Harmoniser les nouvelles technologies

En France, des moyens supplémentaires doivent être affectés à la prise en compte des nouvelles technologies dans le cadre de la formation dentaire. Des travaux sont en cours pour garantir l’interopérabilité des nouvelles technologies de l’information. 

Valoriser les employeurs

En tant que chefs d’entreprise, les chirurgiens-dentistes sont créateurs d’emplois. Le Conseil national estime que ce potentiel d’embauche pourrait être augmenté par des mesures de diminution des charges de fonctionnement du cabinet (charges sociales, charges fiscales, notamment TVA minorée, …).

Etre informé sur les fonds structurels

Sur ce dernier point, le Conseil national a seulement manifesté son souhait d’être mieux informé des possibilités offertes par les fonds structurels pour améliorer la formation du personnel de santé. 

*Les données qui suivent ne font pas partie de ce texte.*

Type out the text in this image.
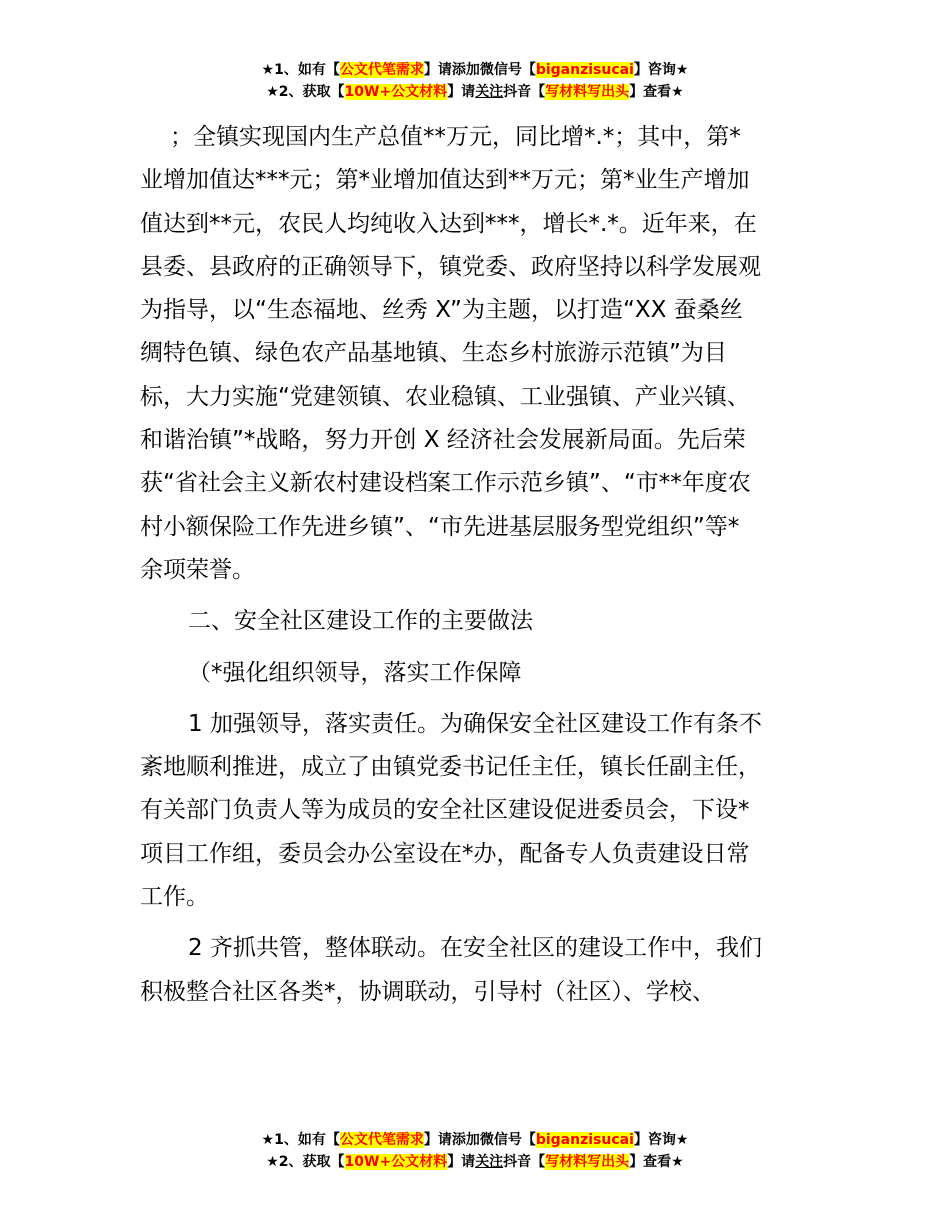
★1、如有【公文代笔需求】请添加微信号【biganzisucai】咨询★
★2、获取【10W+公文材料】请关注抖音【写材料写出头】查看★
；全镇实现国内生产总值**万元，同比增*.*；其中，第*
业增加值达***元；第*业增加值达到**万元；第*业生产增加
值达到**元，农民人均纯收入达到***，增长*.*。近年来，在
县委、县政府的正确领导下，镇党委、政府坚持以科学发展观
为指导，以“生态福地、丝秀 X”为主题，以打造“XX 蚕桑丝
绸特色镇、绿色农产品基地镇、生态乡村旅游示范镇”为目
标，大力实施“党建领镇、农业稳镇、工业强镇、产业兴镇、
和谐治镇”*战略，努力开创 X 经济社会发展新局面。先后荣
获“省社会主义新农村建设档案工作示范乡镇”、“市**年度农
村小额保险工作先进乡镇”、“市先进基层服务型党组织”等*
余项荣誉。
二、安全社区建设工作的主要做法
（*强化组织领导，落实工作保障
1 加强领导，落实责任。为确保安全社区建设工作有条不
紊地顺利推进，成立了由镇党委书记任主任，镇长任副主任，
有关部门负责人等为成员的安全社区建设促进委员会，下设*
项目工作组，委员会办公室设在*办，配备专人负责建设日常
工作。
2 齐抓共管，整体联动。在安全社区的建设工作中，我们
积极整合社区各类*，协调联动，引导村（社区）、学校、
★1、如有【公文代笔需求】请添加微信号【biganzisucai】咨询★
★2、获取【10W+公文材料】请关注抖音【写材料写出头】查看★
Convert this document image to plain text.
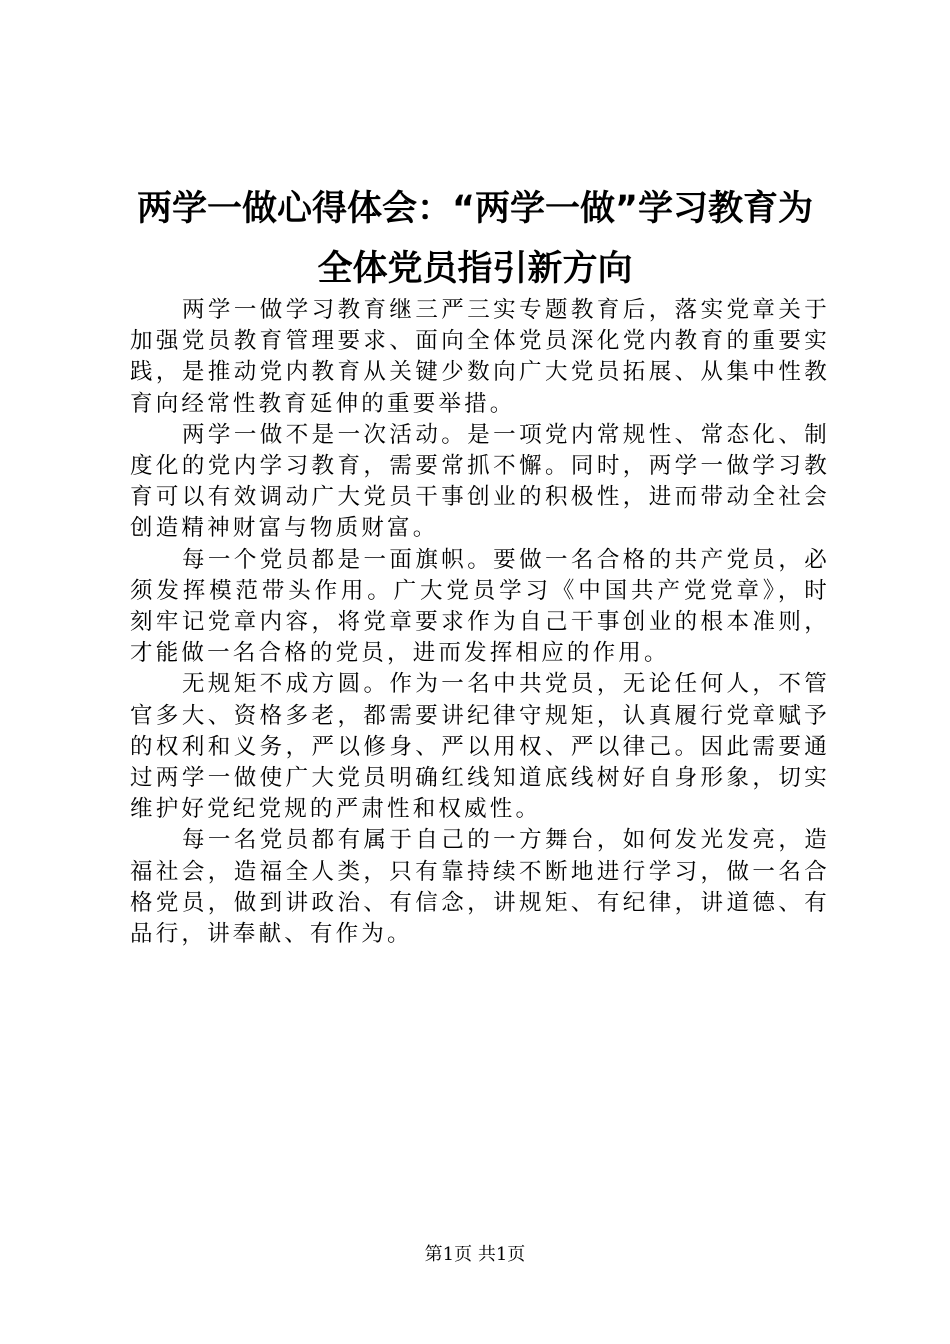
两学一做心得体会：“两学一做”学习教育为
全体党员指引新方向

两学一做学习教育继三严三实专题教育后，落实党章关于加强党员教育管理要求、面向全体党员深化党内教育的重要实践，是推动党内教育从关键少数向广大党员拓展、从集中性教育向经常性教育延伸的重要举措。

两学一做不是一次活动。是一项党内常规性、常态化、制度化的党内学习教育，需要常抓不懈。同时，两学一做学习教育可以有效调动广大党员干事创业的积极性，进而带动全社会创造精神财富与物质财富。

每一个党员都是一面旗帜。要做一名合格的共产党员，必须发挥模范带头作用。广大党员学习《中国共产党党章》，时刻牢记党章内容，将党章要求作为自己干事创业的根本准则，才能做一名合格的党员，进而发挥相应的作用。

无规矩不成方圆。作为一名中共党员，无论任何人，不管官多大、资格多老，都需要讲纪律守规矩，认真履行党章赋予的权利和义务，严以修身、严以用权、严以律己。因此需要通过两学一做使广大党员明确红线知道底线树好自身形象，切实维护好党纪党规的严肃性和权威性。

每一名党员都有属于自己的一方舞台，如何发光发亮，造福社会，造福全人类，只有靠持续不断地进行学习，做一名合格党员，做到讲政治、有信念，讲规矩、有纪律，讲道德、有品行，讲奉献、有作为。

第1页 共1页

Au total, l’Ordre des chirurgiens-dentistes se félicite du lancement d’un vaste débat sur les moyens d’assurer, au niveau européen, l’existence de professionnels de santé de qualité, en nombre suffisant. Une approche profession par profession lui semble cependant plus adaptée, tant les défis et problèmes auxquels est confronté le secteur de la santé diffèrent d’une profession à l’autre. Il conviendrait donc d’envisager en parallèle d’une réflexion globale, une réflexion spécifique en fonction des différentes professions de santé.